Second writ petition for issuing a writ of habeas corpus

A second writ petition for issuing a writ of habeas corpus is barred by principles of res judicata.

The doctrine of res judicata may not apply in case a writ petition under Article 32 of the Constitution is filed before this Court after disposal of a habeas corpus writ petition under Article 226 of the Constitution by the High Court. However, it is not possible to re-approach the High Court for the same relief by filing a fresh writ petition for the reason that it would be difficult for the High Court to set aside the order made by another Bench of the same court. In case, a petition by issuing Writ of Habeas Corpus is dismissed by the High Court and Special Leave Petition against the same is also dismissed, a petition under Article 32 of the Constitution, seeking the same relief would not be maintainable.

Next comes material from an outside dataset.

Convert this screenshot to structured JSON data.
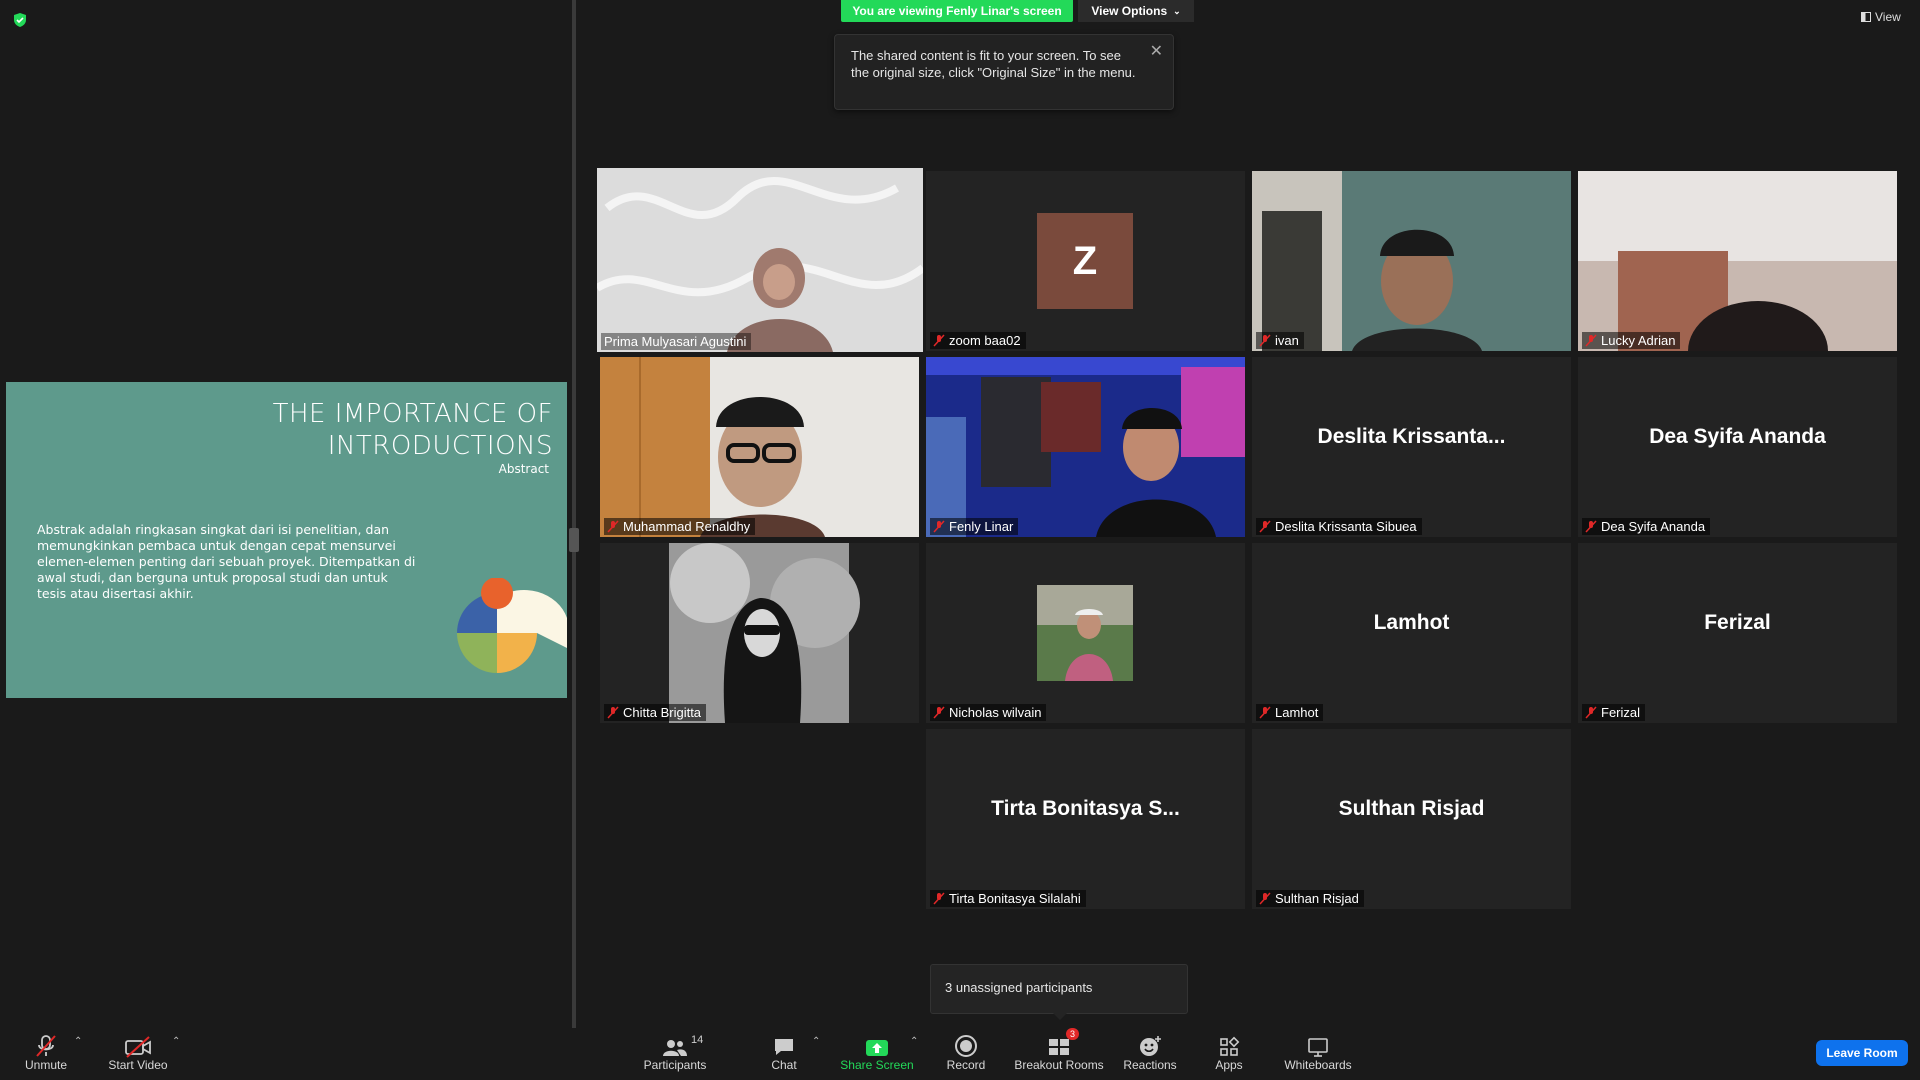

(See: Ghulam Sarwar v. Union of India and Ors., AIR 1967 SC 1335; Nazul Ali Molla, etc. v. State of West Bengal, (1969) 3 SCC 698; Niranjan Singh v. State of Madhya Pradesh, AIR 1972 SC 2215; Har Swarup v. The General Manager, Central Railway and Ors., AIR 1975 SC 202; T.P. Moideen Koya v. Government of Kerala and Ors. AIR 2004 SC 4733; and K. Vidya Sagar v. State of Uttar Pradesh and Ors., AIR 2005 SC 2911).

There may be certain exceptions to the rule that a person was not aware of the correct facts while filing the first petition or the events have arisen subsequent to making of the first application. The Court must bear in mind that doctrine of res judicata is confined generally to civil action but inapplicable to illegal action and fundamentally lawless order. A subsequent petition of habeas corpus on fresh grounds which were not taken in the earlier petition for the same relief may be permissible. (Vide: Lalubhai Jogibhai Patel v. Union of India and Ors., AIR 1981 SC 728; Ajit Kumar Kaviraj v. Distt. Magistrate, Birbhum and Anr., AIR 1974 SC 1917; and Sunil Dutt v. Union of India and Ors., AIR 1982 SC 53).

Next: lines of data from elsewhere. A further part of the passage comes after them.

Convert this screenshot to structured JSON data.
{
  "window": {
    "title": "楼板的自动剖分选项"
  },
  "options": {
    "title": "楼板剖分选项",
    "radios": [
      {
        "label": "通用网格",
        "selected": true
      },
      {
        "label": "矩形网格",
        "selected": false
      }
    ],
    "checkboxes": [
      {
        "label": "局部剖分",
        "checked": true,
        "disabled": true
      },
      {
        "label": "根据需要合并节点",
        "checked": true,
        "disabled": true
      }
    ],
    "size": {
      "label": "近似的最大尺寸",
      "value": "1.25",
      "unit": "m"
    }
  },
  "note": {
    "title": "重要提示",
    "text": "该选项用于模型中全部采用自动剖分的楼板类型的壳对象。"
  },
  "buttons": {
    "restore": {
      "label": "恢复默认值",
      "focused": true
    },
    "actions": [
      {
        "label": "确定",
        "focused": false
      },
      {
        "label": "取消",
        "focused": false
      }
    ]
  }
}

While dealing with a similar issue, Supreme Court in Srikant v. District Magistrate, Bijapur and Ors., (2007) 1 SCC 486 observed as under:

Whether any new ground has been taken, has to be decided by the court dealing with the application and no hard-and-fast rule can be laid down in that regard. But one thing is clear, it is the substance and not the form which is relevant. If some surgical changes are made with the context, substance and essence remaining the same, it cannot be said that challenge is on new or fresh grounds.

Thus, in view of the above, the law in the issue emerges that a case is to be decided on its facts taking into consideration whether really new issues have been agitated or the facts raised in subsequent writ petition could not be known to the writ Petitioner while filing the earlier writ petition.